By the numbers: In all, 188 families were served, with a total of 488 free washes.

Our LaundryCares’ Free Laundry and Literacy Day was held in August 2015. It was a lot of work to pull this event together, but only because we wanted it to be the best of everything for our community. For example, I could’ve simply offered free burgers and dogs, but I knew that everyone in the neighborhood would really appreciate good Spanish food. My thought was that the event should be more like a massive block party. I really wanted to make everyone involved with LaundryCares proud to be a part of this day.

We set up several tents for food and dining, had free coffee and Slurpees from 7-Eleven, provided free pizza and Spanish food, and hired an ice cream truck. For the kids, we had games, bounce houses, face-painting, and volunteers to read with them. In addition, the children were allowed to take home books, which were donated by the Clinton Foundation, and everyone who attended went home with a gift bag. We also raffled off televisions and bikes throughout the event.

The Free Laundry and Literacy Day was advertised on all of the local Spanish-language radio stations, and we even set up tent for the stations’ DJs to broadcast live from the store.

With regard to literacy, we set up a large tent outside with artificial turf flooring and air conditioning for the kids – it was a devoted space for reading and storytelling.

Overall, the community appreciated how hard we tried to give back, with no strings attached. We didn’t limit this event in any way – all were welcome to come eat, play and participate.

Advice to laundry owners considering hosting a Free Laundry and Literacy Day: I would absolutely not hesitate to do it again. My advice to other owners who are considering hosting an event is to definitely do it, but be sure to work closely with the people at LaundryCares. They’re the experts and will assure that your event is a success.

Nada and Steve Potvin
Local Laundry
Phoenix, Ariz.

By the numbers: At this event, 125 families were served, and 15,000 pounds of free laundry were washed.

We hosted a Free Laundry and Literacy Day as a way to bring the community together and to launch our new Family Read, Play and Learn space. Our guests were allowed to bring in unlimited amounts of laundry and also received free laundry products to help clean their clothes. While the guests did their laundry, their children were entertained with enrichment activities like reading and storytelling.
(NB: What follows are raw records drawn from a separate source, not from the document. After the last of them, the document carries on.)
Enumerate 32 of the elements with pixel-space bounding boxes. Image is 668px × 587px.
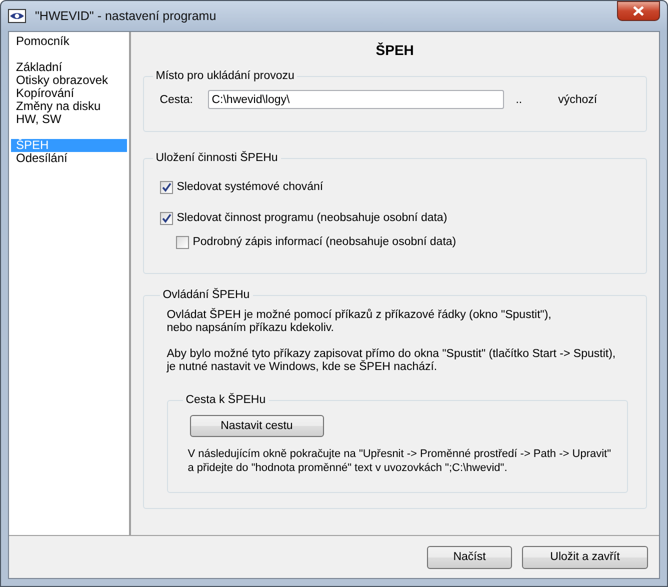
path-label: Cesta: (160, 94, 194, 106)
checkbox[interactable] (176, 236, 189, 248)
sidebar-item[interactable]: Otisky obrazovek (11, 74, 127, 87)
set-path-button[interactable]: Nastavit cestu (190, 415, 324, 437)
group-title: Cesta k ŠPEHu (184, 394, 267, 406)
sidebar-item[interactable]: HW, SW (11, 113, 127, 126)
dialog-button[interactable]: Načíst (427, 546, 512, 568)
eye-icon (8, 9, 26, 23)
page-title: ŠPEH (374, 42, 415, 58)
close-button[interactable] (617, 1, 660, 21)
dialog-button[interactable]: Uložit a zavřít (522, 546, 648, 568)
group-title: Uložení činnosti ŠPEHu (154, 152, 279, 164)
sidebar-item[interactable]: Pomocník (11, 35, 127, 48)
checkbox[interactable] (160, 212, 173, 224)
checkbox[interactable] (160, 180, 173, 194)
sidebar-item[interactable]: Změny na disku (11, 100, 127, 113)
instruction-text: V následujícím okně pokračujte na "Upřesnit -> Proměnné prostředí -> Path -> Upravit" a přidejte do "hodnota proměnné" text v uvozovkách ";C:\hwevid". (188, 447, 611, 475)
checkbox-label: Sledovat systémové chování (176, 181, 324, 193)
checkbox-label: Sledovat činnost programu (neobsahuje osobní data) (176, 212, 448, 224)
sidebar-item[interactable]: Kopírování (11, 87, 127, 100)
paragraph: Ovládat ŠPEH je možné pomocí příkazů z příkazové řádky (okno "Spustit"), nebo napsáním příkazu kdekoliv. (166, 309, 552, 335)
group-title: Ovládání ŠPEHu (162, 289, 251, 301)
group-title: Místo pro ukládání provozu (154, 70, 296, 82)
default-link[interactable]: výchozí (558, 94, 598, 106)
path-field[interactable]: C:\hwevid\logy\ (208, 90, 504, 109)
window-title: "HWEVID" - nastavení programu (35, 9, 216, 23)
sidebar-item[interactable]: Základní (11, 61, 127, 74)
sidebar-item[interactable]: Odesílání (11, 152, 127, 165)
browse-link[interactable]: .. (516, 94, 522, 106)
close-icon (633, 6, 644, 16)
checkbox-label: Podrobný zápis informací (neobsahuje osobní data) (192, 236, 456, 248)
paragraph: Aby bylo možné tyto příkazy zapisovat přímo do okna "Spustit" (tlačítko Start -> Spustit), je nutné nastavit ve Windows, kde se ŠPEH nachází. (166, 348, 617, 374)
In addition, our local NHL franchise, the Arizona Coyotes, donated a bounce house shooting gallery for the event and also gave away water bottles.

Overall, just seeing the smiles on our customers’ faces was the highlight for us. You could feel their gratitude, and we just hope they felt our gratitude for them.

We really believe this event brought us closer to our customers. The kind of one-on-one interaction you get at a Free Laundry Day is invaluable. Your customers get to put a face to a name and make a real connection with your staff, which leads to greater customer loyalty and retention.

Adding a literacy component to the business: Education is a way to change lives. Why not help and give back to the people who support our business in a way that could potentially positively change their lives? We serve many young families at our store, and making it a fun space of learning for children will benefit everyone’s future. It goes beyond the immediate – it’s a way to invest in the future of our communities.

Advice to laundry owners considering hosting a Free Laundry and Literacy Day: Do it! Don’t even think twice. Hosting a Free Laundry and Literacy Day really was a privilege. There were so many benefits on so many levels. The amount of support we received from the LaundryCares Foundation was above and beyond. The volunteers were there every step of the way and made organizing this event easy and fun. On the day of the event, we were blown away by the number of volunteers who flew in to help. What a truly inspiring, generous and knowledgeable group of people. We cannot place a value on how much we learned from all of these other laundry owners and industry leaders.